The New York Sun reported today: Ganji Is Near Death in Iranian Prison, a Dissident Reports (via Instapundit):
Akbar Ganji's 36-day hunger strike has nearly cost the Iranian dissident his life, according to a writer recently released from the Tehran prison that holds Mr. Ganji, whom President Bush and European Union leaders have demanded the mullahs set free.
In a telephone interview from Tehran, a former political prisoner who was released temporarily from Evin prison at the end of June, Amir Abbas Fakhravar, told The New York Sun that Mr. Ganji's kidneys had failed and that he was seen yesterday by two fellow inmates in Evin's hospital wing laying unconscious on a floor as two guards tried to prop him up.
As Tehran University students clashed with police in Iran yesterday [July 12] during demonstrations demanding the release of political prisoners, President Bush, from Washington, joined the growing movement calling for the release of dissident journalist Akbar Ganji.
"The President calls on all supporters of human rights and freedom, and the United Nations, to take up Ganji's case and the overall human rights situation in Iran," a statement released by the White House yesterday read. Calls for comment to U.N. spokesmen were unreturned at press time last night. "The President also calls on the Government of Iran to release Mr. Ganji immediately and unconditionally and to allow him access to medical assistance."
A journalist by trade, Mr. Ganji was arrested in 1997 for giving a lecture on "the theoretical foundations of Fascism," for which he spent three months in prison. Three years later, he was sentenced to 10 years in prison for attending a Berlin conference deemed "anti-revolutionary" and "anti-Islamic" by the Iranian authorities. An appellate court reduced Mr. Ganji's sentence to six months, but Tehran prosecutor Saeed Mortazavi intervened to impose a six-year sentence on other charges, such as his possession of photocopied foreign newspapers.
As a prisoner, Mr. Ganji has been every bit as nettlesome to the mullahs as he was as a free man. His "Republican Manifesto," first published in 2002 and released in expanded form last May, called on his fellow citizens to boycott the country's sham elections as a way of achieving genuine democracy. During his current hunger strike, Mr. Ganji has written two letters addressed "to all free people," which can be found in English translation at Free Ganji.
From the above Web site, quoting Akbar Ganji:
I will not stand the master-slave relationship, in which the Leader ascends to the ranks of a god and people descend to the level of slaves. ... I was forced to endure 2000 days in prison for expressing my dissenting opinions and beliefs. But two thousand days of jail in the sultanist system is not sufficient for otherness, for being unconventional, and for dissent. The punishment for "difference" is much heavier. Tolerating difference is the essential and inseparable component of democratic politics. Intolerance and oppression are the main components of authoritarian regimes. ...

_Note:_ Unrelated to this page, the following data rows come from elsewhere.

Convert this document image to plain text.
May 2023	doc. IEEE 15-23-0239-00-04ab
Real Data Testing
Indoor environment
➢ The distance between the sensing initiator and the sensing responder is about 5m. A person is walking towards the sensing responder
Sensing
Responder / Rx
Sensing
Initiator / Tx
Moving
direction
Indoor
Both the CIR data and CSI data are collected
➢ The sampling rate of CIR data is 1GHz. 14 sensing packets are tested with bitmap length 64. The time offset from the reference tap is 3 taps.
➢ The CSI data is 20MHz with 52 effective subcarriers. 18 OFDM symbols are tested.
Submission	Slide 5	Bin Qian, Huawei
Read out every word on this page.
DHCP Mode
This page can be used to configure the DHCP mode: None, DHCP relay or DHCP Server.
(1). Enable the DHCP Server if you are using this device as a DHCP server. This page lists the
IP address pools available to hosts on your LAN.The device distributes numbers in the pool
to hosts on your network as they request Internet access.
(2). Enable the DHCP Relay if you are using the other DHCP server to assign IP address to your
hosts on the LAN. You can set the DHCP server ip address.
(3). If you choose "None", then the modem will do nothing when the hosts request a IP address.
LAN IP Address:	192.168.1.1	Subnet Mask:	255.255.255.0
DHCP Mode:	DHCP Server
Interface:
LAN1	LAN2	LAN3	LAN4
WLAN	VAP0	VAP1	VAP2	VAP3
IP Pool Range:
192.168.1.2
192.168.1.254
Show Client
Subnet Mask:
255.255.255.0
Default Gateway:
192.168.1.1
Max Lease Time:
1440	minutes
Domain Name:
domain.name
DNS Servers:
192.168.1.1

This candle is about to die out, but this voice will raise louder voices in its wake.
UPDATE I -- July 21: The New York Sun reports: Iran Is Considering Pardon for Ganji.
Dissident Iranian journalist Akbar Ganji may be pardoned for the remaining six months of his jail sentence, Iran's judiciary chief, Ayatollah Mahmoud Hashemi Shahrudi, said.
A pardon for Mr. Ganji would prove the efficacy of an international campaign in recent weeks demanding his unconditional release from prison. President Bush, E.U. leaders, and an Israeli politician and a former Russian political prisoner, Natan Sharansky, have called for the hunger-striker's unconditional release, as have human rights organizations and Western intellectuals, who signed a petition circulated by www.opendemocracy.net and the International Society for Iranian Studies-Committee for Academic and Intellectual Freedom.
UPDATE II -- July 24: BBC reports: Iran admits to abuse of prisoners.
The Iranian judiciary has said that human rights abuses have been taking place in the country's jails. A report drafted over several months says prison guards have ignored a legal order banning the use of torture by blindfolding and beating detainees. It also criticises police for arresting people without sufficient evidence.
Meanwhile lawyer and Nobel prize-winner Shirin Ebadi has complained that she has not been allowed to visit her client, jailed journalist Akbar Ganji. She has warned that his health is failing.